Does a rental car company have a legal duty to check online DMV records before renting a car to a customer? If there is such a duty, rental car companies could be placed in the position of deciding whether a licensed driver is eligible to rent a car or not.
For example, can a renter with two speeding tickets rent a car? What about three? How about a 5-year-old DUI? Based on cases from around the country and confirmed by recent decisions in California, the answer continues to be that there is no duty. As technology develops, though, this conclusion will continue to be tested in negligent entrustment cases.
A typical negligent entrustment claim will involve an allegation by an injured party, such as a passenger, pedestrian or occupant of another vehicle, that the rental car company should not have rented the vehicle to a particular customer. Occasionally after the accident, the fact that the renter had a poor driving record or a suspended license will be discovered.
In such circumstances, attorneys for plaintiffs of the injured party will argue that the failure to conduct an investigation of the renter’s driving record constitutes negligence on the part of the car rental company.
This article will provide an overview of the current law on negligent entrustment — not to be confused with non-negligent vicarious liability, which is covered by the Graves Amendment — and then will identify some steps to reduce the risk of claims.
Investigation of the Renter
As with many areas of the law, technological developments can create issues for the courts. In this regard, there are services that provide — with various limits — some level of electronic access to state DMV records.
Whether these advances alter the basic issue of whether there is a duty to conduct an investigation, and then presumably an independent assessment of the driver’s record, has been addressed by some courts. As noted, these cases arise in the context of a renter with a poor driving record or a suspended license.
Valid License with Poor Driving Record
With respect to a renter with a valid driver’s license but with a checkered driving record, a 2010 California appellate court decision confirmed that a rental car company does not in fact have an obligation to investigate the prospective renter’s driving record.

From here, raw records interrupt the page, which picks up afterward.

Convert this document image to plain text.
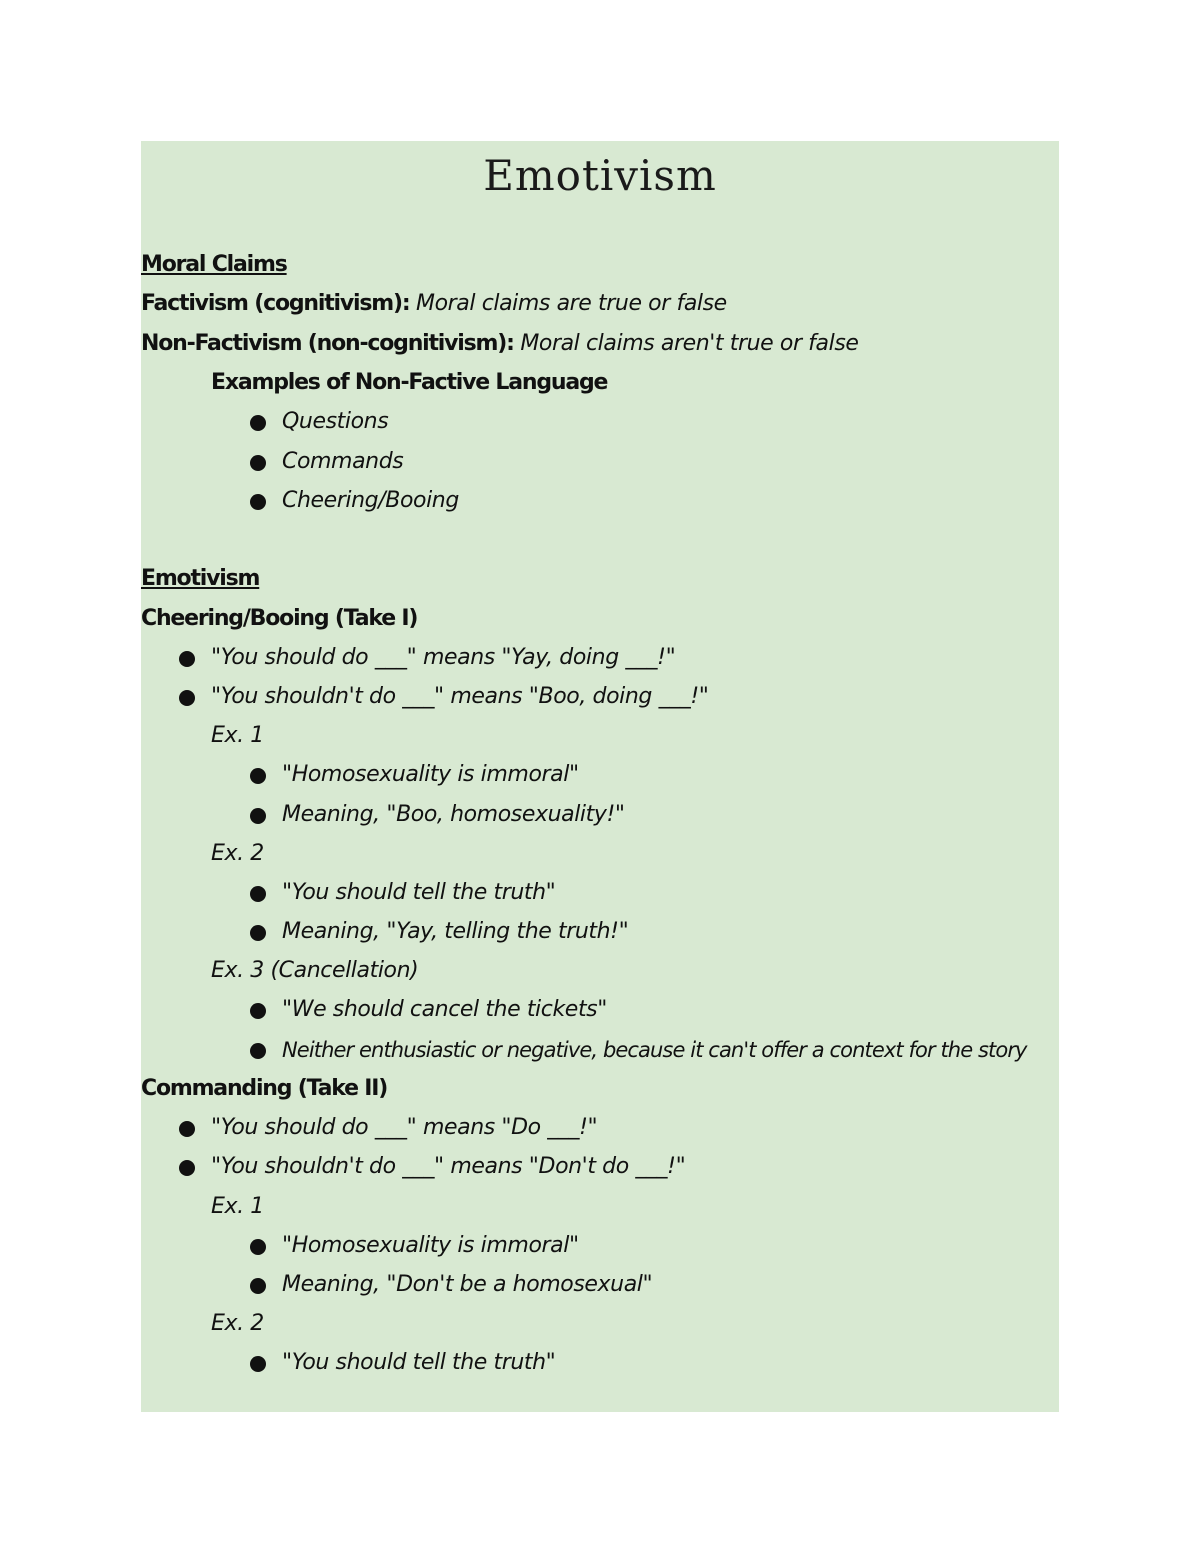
Emotivism
Moral Claims
Factivism (cognitivism): Moral claims are true or false
Non-Factivism (non-cognitivism): Moral claims aren't true or false
Examples of Non-Factive Language
Questions
Commands
Cheering/Booing
Emotivism
Cheering/Booing (Take I)
"You should do ___" means "Yay, doing ___!"
"You shouldn't do ___" means "Boo, doing ___!"
Ex. 1
"Homosexuality is immoral"
Meaning, "Boo, homosexuality!"
Ex. 2
"You should tell the truth"
Meaning, "Yay, telling the truth!"
Ex. 3 (Cancellation)
"We should cancel the tickets"
Neither enthusiastic or negative, because it can't offer a context for the story
Commanding (Take II)
"You should do ___" means "Do ___!"
"You shouldn't do ___" means "Don't do ___!"
Ex. 1
"Homosexuality is immoral"
Meaning, "Don't be a homosexual"
Ex. 2
"You should tell the truth"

The case, Flores v. Enterprise Rent-A-Car Co., confirmed that a car rental company can exercise its own independent guidelines as to whether a driver should be allowed to rent a car. This ruling still holds true even with the claimed availability of services that provide electronic reports on the renter’s DMV record.
Moreover, a California appellate court decision in the 1988 case of Osborn v. Hertz Corp. noted that when a state determines a driver can continue to hold a license, it is not for a rental car company to impose a different standard for the rental of a vehicle. In other words, if the DMV says someone can drive, why should a rental car company have to conduct its own assessment?

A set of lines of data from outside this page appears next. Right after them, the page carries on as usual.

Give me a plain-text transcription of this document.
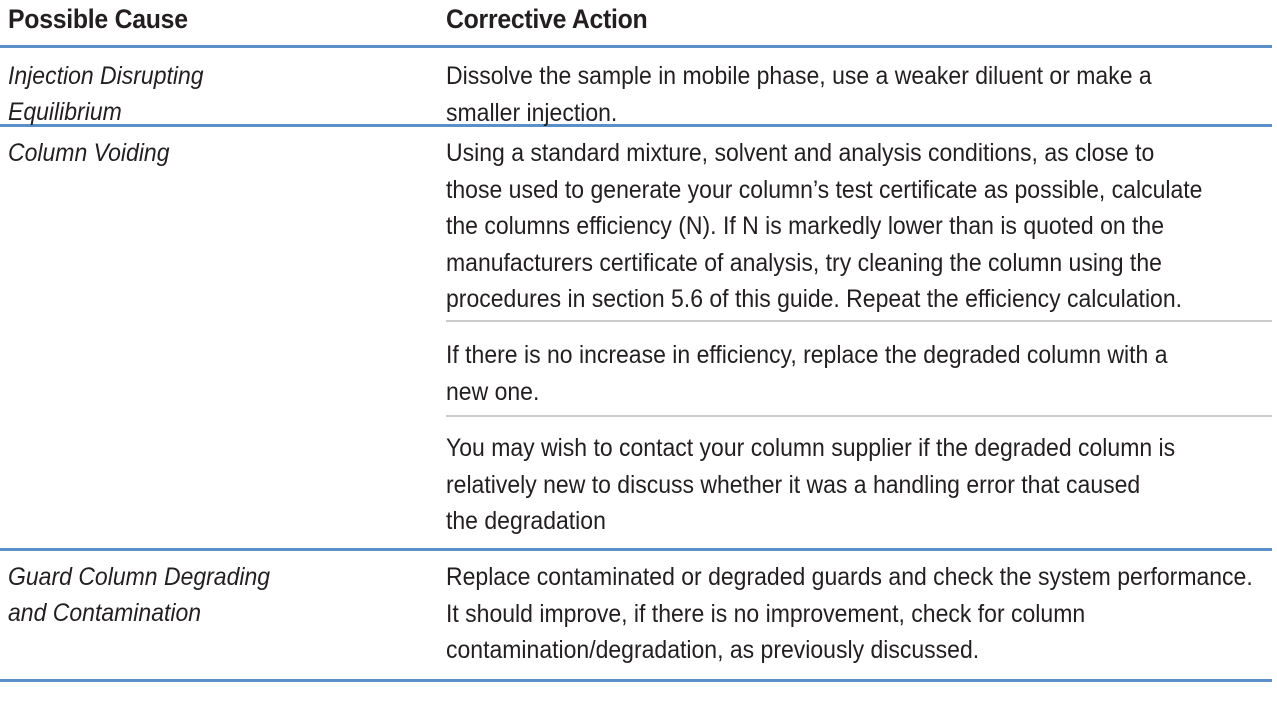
Possible Cause	Corrective Action
Injection Disrupting
Equilibrium
Dissolve the sample in mobile phase, use a weaker diluent or make a
smaller injection.
Column Voiding	Using a standard mixture, solvent and analysis conditions, as close to
those used to generate your column’s test certificate as possible, calculate
the columns efficiency (N). If N is markedly lower than is quoted on the
manufacturers certificate of analysis, try cleaning the column using the
procedures in section 5.6 of this guide. Repeat the efficiency calculation.
If there is no increase in efficiency, replace the degraded column with a
new one.
You may wish to contact your column supplier if the degraded column is
relatively new to discuss whether it was a handling error that caused
the degradation
Guard Column Degrading
and Contamination
Replace contaminated or degraded guards and check the system performance.
It should improve, if there is no improvement, check for column
contamination/degradation, as previously discussed.
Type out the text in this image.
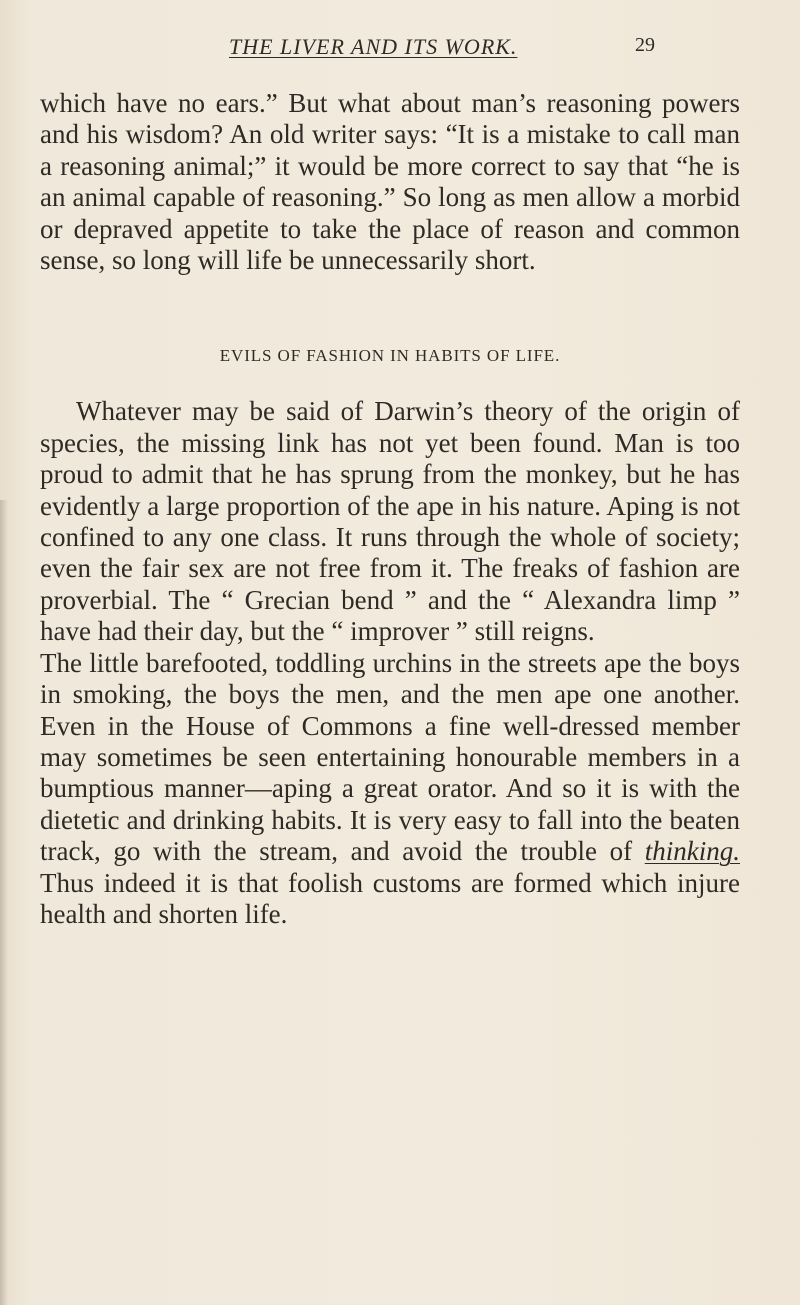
THE LIVER AND ITS WORK.	29

which have no ears.” But what about man’s reasoning powers and his wisdom? An old writer says: “It is a mistake to call man a reasoning animal;” it would be more correct to say that “he is an animal capable of reasoning.” So long as men allow a morbid or depraved appetite to take the place of reason and common sense, so long will life be unnecessarily short.

EVILS OF FASHION IN HABITS OF LIFE.

Whatever may be said of Darwin’s theory of the origin of species, the missing link has not yet been found. Man is too proud to admit that he has sprung from the monkey, but he has evidently a large proportion of the ape in his nature. Aping is not confined to any one class. It runs through the whole of society; even the fair sex are not free from it. The freaks of fashion are proverbial. The “ Grecian bend ” and the “ Alexandra limp ” have had their day, but the “ improver ” still reigns.

The little barefooted, toddling urchins in the streets ape the boys in smoking, the boys the men, and the men ape one another. Even in the House of Commons a fine well-dressed member may sometimes be seen entertaining honourable members in a bumptious manner—aping a great orator. And so it is with the dietetic and drinking habits. It is very easy to fall into the beaten track, go with the stream, and avoid the trouble of thinking. Thus indeed it is that foolish customs are formed which injure health and shorten life.
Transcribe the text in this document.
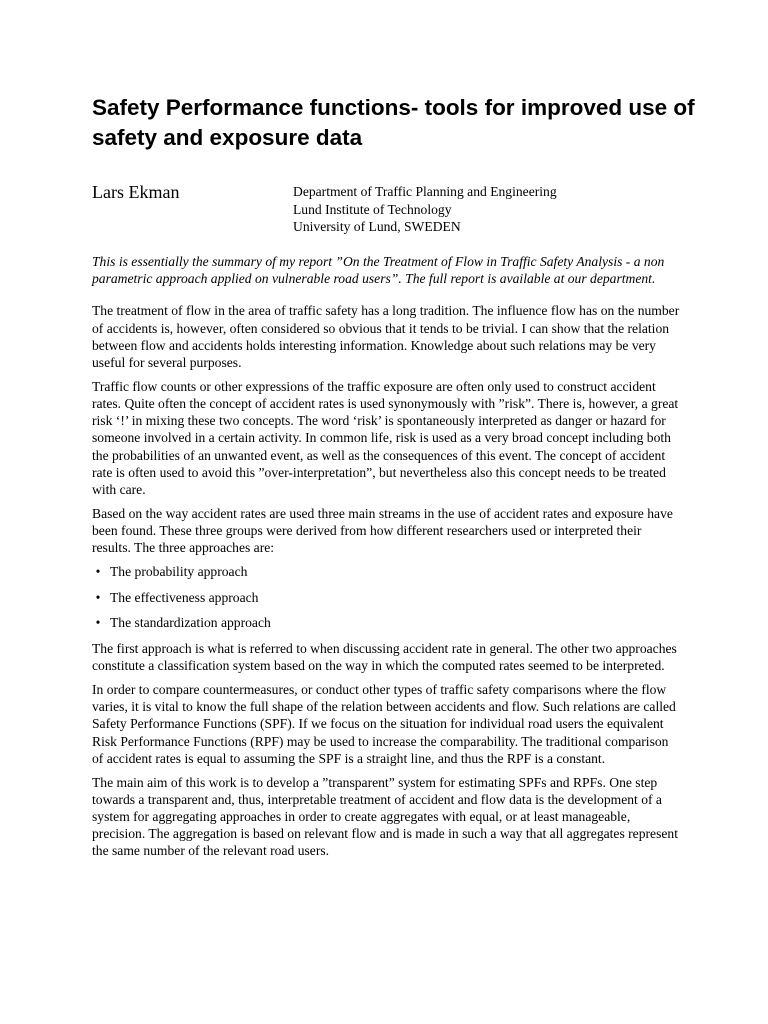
Safety Performance functions- tools for improved use of safety and exposure data
Lars Ekman	Department of Traffic Planning and Engineering
Lund Institute of Technology
University of Lund, SWEDEN

This is essentially the summary of my report ”On the Treatment of Flow in Traffic Safety Analysis - a non parametric approach applied on vulnerable road users”. The full report is available at our department.

The treatment of flow in the area of traffic safety has a long tradition. The influence flow has on the number of accidents is, however, often considered so obvious that it tends to be trivial. I can show that the relation between flow and accidents holds interesting information. Knowledge about such relations may be very useful for several purposes.

Traffic flow counts or other expressions of the traffic exposure are often only used to construct accident rates. Quite often the concept of accident rates is used synonymously with ”risk”. There is, however, a great risk ‘!’ in mixing these two concepts. The word ‘risk’ is spontaneously interpreted as danger or hazard for someone involved in a certain activity. In common life, risk is used as a very broad concept including both the probabilities of an unwanted event, as well as the consequences of this event. The concept of accident rate is often used to avoid this ”over-interpretation”, but nevertheless also this concept needs to be treated with care.

Based on the way accident rates are used three main streams in the use of accident rates and exposure have been found. These three groups were derived from how different researchers used or interpreted their results. The three approaches are:

• The probability approach
• The effectiveness approach
• The standardization approach

The first approach is what is referred to when discussing accident rate in general. The other two approaches constitute a classification system based on the way in which the computed rates seemed to be interpreted.

In order to compare countermeasures, or conduct other types of traffic safety comparisons where the flow varies, it is vital to know the full shape of the relation between accidents and flow. Such relations are called Safety Performance Functions (SPF). If we focus on the situation for individual road users the equivalent Risk Performance Functions (RPF) may be used to increase the comparability. The traditional comparison of accident rates is equal to assuming the SPF is a straight line, and thus the RPF is a constant.

The main aim of this work is to develop a ”transparent” system for estimating SPFs and RPFs. One step towards a transparent and, thus, interpretable treatment of accident and flow data is the development of a system for aggregating approaches in order to create aggregates with equal, or at least manageable, precision. The aggregation is based on relevant flow and is made in such a way that all aggregates represent the same number of the relevant road users.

Facially Valid but Suspended License
Renting a car to a customer who gives a facially valid but suspended license presents a somewhat different issue.
Most states provide the steps that a rental car company needs to follow in completing a rental. Generally, such as in California, Nevada and Mississippi, the rental car company must visually inspect the renter’s license, compare the signature on the license to that of the customer at the counter and, finally, must keep some record of the transaction.
The challenge, of course, is when customers do not disclose the fact that although they are presenting a facially valid license, the license has in fact been suspended by their state’s DMV. In this scenario, is the rental car company obligated to conduct some further investigation beyond what is outlined by the state’s statute?
A federal district court in California in 2005 touched on this issue. In Snyder v. Enterprise Rent-A-Car, a claim involving a driver that rented a car with a facially valid but suspended license, the court — in an attempt to construe the California Vehicle Code — concluded that even though the rental car company had complied with the applicable statute, plaintiffs were entitled to a presumption of negligence because the license was in fact suspended.